In 1713 Gibraltar passed into British hands and this has been the cause of some political issues. The rock remains a colony of Britain, although it is self governing. The head of government is the Chief Minister, although the British monarch remains the head of state. The British authorities are represented by a Governor. The Chief Minister is head of a Council of Ministers which deals with all internal matters, although foreign and defence issues are dealt with directly by the British government. A referendum in 2002 rejected the suggestion that sovereignty of the colony should be shared with Spain.
Gibraltar is popular with visitors for shopping as there is no tax on goods there and has a number of opportunities for those who enjoy water sports and other outdoor activities such as caving. Tourism is one of the main sources of income for the rock, along with offshore banking and financial services. Gibraltar uses the Gibraltar Pound as its currency, and it has the same symbol as the British pound. They have their own notes and coins, but UK currency is readily accepted and some shops and restaurants will also accept Euros and US dollars.

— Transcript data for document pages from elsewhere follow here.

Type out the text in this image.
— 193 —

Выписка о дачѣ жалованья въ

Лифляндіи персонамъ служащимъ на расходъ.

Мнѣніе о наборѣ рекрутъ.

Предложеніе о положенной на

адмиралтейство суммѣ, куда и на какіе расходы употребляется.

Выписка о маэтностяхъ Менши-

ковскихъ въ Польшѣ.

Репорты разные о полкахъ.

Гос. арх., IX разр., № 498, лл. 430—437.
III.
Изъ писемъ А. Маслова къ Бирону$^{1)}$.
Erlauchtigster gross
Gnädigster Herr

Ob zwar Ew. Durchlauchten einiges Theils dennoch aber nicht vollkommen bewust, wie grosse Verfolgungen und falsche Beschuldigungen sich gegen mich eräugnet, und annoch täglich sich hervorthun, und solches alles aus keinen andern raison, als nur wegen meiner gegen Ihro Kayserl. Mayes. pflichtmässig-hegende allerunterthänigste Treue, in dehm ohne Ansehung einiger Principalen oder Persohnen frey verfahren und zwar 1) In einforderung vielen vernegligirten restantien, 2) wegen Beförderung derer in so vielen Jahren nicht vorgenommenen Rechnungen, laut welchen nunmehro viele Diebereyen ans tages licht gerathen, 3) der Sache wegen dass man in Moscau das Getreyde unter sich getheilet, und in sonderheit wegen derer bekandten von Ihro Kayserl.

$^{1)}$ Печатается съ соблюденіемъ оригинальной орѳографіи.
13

The colony is home to a British Royal Navy base and cruise ships in the Mediterranean stop there frequently for passengers to take advantage of the tax free shopping. Gibraltar has a mix of British and Mediterranean customs and expats, particularly those from the UK, are drawn there because of the good weather and the strong British influences. The cost of living is relatively high due to the cost of buying or renting property as land available for development is scarce due to the small area of the territory, although salaries are fairly good for those who choose to work there.